The next section from the IPCC's fifth assessment, on how to mitigate or lessen the impacts of climate change, will be released mid-April, so you'll soon see even more headlines and comments.

This is big stuff, huge stuff, and my best advice is to walk judiciously through the media. This column is full of links to original source material in the online version at piquenewsmagazine.com, which provide a good start. Also, beware of what's called "false balance" in climate coverage. That is, giving equal weight to scientific facts vs. opinions of climate skeptics and other uninformed people.

To that point, there's no more fact-based disagreement on climate change. Just a bunch of hot air deniers backed, often as not, by oil interests. And as the planet scorches or floods, our food supply will be done in the same way.

To wit, a few points, verbatim, from the IPCC:

• "The effects of climate change on crop and food production are evident in several regions of the world.... Negative impacts of climate trends have been more common than positive ones."

• "Climate trends are affecting the abundance and distribution of harvested aquatic species, both freshwater and marine.... These are expected to continue with negative impacts on nutrition and food security for especially vulnerable people...."

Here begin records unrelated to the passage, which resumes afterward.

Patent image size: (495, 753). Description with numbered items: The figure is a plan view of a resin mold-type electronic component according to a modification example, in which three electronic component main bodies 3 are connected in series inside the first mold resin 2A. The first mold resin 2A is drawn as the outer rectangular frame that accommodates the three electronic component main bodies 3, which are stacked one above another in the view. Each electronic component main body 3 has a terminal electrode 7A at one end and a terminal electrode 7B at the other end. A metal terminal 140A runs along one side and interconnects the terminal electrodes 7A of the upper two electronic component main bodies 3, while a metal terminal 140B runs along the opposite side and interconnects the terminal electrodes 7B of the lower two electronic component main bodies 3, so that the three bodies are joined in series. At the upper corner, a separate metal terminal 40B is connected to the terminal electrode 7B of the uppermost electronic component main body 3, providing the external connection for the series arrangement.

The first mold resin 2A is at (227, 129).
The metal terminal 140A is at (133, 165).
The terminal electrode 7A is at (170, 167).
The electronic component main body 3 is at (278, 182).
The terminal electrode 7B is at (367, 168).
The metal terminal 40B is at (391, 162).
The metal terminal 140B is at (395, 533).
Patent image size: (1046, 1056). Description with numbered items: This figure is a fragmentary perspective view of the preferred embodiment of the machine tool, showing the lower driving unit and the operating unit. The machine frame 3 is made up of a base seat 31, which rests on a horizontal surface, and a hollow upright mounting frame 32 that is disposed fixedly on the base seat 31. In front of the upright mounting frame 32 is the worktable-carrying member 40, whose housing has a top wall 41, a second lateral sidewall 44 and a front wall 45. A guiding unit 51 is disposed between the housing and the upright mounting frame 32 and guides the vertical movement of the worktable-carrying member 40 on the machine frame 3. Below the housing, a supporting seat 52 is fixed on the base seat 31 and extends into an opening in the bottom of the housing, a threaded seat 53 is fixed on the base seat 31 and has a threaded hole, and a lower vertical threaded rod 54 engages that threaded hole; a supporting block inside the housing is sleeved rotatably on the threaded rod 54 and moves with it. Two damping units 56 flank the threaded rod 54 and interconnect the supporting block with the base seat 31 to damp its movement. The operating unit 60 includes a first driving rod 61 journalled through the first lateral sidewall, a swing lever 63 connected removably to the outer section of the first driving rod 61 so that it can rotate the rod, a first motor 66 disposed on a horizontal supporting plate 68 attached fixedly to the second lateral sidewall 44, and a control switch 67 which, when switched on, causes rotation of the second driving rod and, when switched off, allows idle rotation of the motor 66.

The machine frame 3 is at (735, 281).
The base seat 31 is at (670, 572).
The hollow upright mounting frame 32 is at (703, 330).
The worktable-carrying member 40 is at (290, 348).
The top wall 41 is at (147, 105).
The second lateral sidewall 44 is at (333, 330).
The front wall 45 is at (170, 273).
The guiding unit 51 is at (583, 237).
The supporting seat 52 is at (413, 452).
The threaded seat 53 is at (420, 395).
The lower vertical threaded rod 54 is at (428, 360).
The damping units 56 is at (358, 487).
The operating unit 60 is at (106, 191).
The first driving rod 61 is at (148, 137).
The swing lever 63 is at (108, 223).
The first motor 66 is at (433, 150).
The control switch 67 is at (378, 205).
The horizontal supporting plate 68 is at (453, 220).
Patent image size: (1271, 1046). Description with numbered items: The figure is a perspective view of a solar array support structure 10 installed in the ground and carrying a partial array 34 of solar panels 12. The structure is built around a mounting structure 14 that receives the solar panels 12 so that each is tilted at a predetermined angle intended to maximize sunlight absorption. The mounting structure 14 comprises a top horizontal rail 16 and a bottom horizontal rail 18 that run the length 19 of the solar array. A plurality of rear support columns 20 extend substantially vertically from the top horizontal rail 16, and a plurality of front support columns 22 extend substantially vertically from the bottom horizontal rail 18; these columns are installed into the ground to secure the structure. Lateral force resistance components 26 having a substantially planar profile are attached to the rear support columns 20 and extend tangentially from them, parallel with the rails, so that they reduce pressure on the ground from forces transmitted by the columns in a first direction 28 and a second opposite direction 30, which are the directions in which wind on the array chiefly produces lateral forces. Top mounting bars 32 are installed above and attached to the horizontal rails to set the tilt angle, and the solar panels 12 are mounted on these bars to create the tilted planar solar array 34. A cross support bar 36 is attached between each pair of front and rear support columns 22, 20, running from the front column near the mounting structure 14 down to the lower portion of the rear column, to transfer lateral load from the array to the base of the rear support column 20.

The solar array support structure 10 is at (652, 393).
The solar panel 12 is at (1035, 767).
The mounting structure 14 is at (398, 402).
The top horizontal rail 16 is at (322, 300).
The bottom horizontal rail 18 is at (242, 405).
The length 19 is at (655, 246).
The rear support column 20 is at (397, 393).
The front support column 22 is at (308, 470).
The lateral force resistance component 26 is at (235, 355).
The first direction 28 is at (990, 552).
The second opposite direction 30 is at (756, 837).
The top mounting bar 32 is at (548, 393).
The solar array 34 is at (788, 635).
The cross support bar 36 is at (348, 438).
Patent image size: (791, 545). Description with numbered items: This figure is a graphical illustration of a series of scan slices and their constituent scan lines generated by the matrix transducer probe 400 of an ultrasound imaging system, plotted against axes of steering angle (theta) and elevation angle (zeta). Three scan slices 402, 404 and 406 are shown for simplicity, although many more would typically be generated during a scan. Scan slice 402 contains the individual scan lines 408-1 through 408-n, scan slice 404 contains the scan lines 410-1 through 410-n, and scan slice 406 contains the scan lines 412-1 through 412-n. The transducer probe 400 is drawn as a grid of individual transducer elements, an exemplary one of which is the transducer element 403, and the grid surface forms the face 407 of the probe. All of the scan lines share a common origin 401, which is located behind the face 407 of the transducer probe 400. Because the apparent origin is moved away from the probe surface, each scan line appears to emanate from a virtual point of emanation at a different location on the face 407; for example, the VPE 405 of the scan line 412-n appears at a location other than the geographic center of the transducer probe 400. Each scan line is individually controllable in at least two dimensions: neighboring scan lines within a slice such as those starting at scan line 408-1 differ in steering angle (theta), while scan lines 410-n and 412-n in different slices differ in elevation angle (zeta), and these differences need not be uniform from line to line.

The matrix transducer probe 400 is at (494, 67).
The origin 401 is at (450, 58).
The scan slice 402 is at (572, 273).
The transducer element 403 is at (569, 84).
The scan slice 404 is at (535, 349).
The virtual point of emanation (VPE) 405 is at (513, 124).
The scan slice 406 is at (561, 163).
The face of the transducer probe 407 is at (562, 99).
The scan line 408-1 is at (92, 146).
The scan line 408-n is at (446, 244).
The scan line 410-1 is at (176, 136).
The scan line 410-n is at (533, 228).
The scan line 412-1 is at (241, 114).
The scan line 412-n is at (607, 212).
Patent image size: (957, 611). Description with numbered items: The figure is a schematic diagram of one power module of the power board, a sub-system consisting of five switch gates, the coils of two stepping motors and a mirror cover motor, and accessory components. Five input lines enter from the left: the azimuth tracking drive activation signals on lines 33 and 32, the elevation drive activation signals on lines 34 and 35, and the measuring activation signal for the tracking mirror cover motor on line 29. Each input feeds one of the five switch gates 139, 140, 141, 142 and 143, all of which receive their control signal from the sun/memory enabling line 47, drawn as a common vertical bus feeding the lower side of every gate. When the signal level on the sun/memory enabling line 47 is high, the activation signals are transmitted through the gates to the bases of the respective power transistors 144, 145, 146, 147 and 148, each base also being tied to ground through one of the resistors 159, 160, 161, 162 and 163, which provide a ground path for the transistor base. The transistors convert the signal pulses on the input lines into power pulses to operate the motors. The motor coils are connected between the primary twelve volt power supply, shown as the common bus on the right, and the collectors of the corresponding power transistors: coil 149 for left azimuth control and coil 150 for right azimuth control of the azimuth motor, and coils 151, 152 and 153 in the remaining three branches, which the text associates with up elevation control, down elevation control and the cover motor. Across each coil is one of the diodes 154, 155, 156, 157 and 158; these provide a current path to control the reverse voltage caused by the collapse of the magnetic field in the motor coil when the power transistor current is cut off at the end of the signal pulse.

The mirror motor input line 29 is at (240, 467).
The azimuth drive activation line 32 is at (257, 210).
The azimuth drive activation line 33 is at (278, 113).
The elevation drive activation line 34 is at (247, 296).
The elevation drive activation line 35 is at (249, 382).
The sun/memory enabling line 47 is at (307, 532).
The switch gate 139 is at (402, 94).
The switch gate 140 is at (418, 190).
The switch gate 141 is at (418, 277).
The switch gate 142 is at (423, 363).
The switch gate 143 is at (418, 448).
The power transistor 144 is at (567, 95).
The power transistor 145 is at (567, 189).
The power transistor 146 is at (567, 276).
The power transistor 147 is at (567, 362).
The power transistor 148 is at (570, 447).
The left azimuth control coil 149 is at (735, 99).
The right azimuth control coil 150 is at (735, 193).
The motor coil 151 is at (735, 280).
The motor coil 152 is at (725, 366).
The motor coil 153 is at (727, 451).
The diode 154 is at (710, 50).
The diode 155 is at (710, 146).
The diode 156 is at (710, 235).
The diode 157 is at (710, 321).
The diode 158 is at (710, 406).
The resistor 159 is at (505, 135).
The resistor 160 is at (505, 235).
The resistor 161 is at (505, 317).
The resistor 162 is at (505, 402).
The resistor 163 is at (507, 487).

• "Studies have documented a large negative sensitivity of crop yields to extreme daytime temperatures around 30°C."

In other words, PICS's Tom Pedersen gives us this takeaway: "With respect to the whole food security issue (worldwide) what we're looking at is an increasing frequency of extreme events. Those are taking the shape of heat waves at the same time we're seeing more intense deluges — extreme rainfall events. And the combination of those two is really deadly with respect to food production."

Take it whatever way you want, but don't take it sitting down. Business as usual on Spaceship Earth, including farming, is kaput. Rattle some drums. Stomp your feet. We have options — viable green energy sources; a new, smarter generation — but no more time for dithering and failed old-think policies and the people who perpetrate them.

Glenda Bartosh is an award-winning journalist who recommends PICS's report, Strengthening B.C.'s Agriculture Sector in the Face of Climate Change.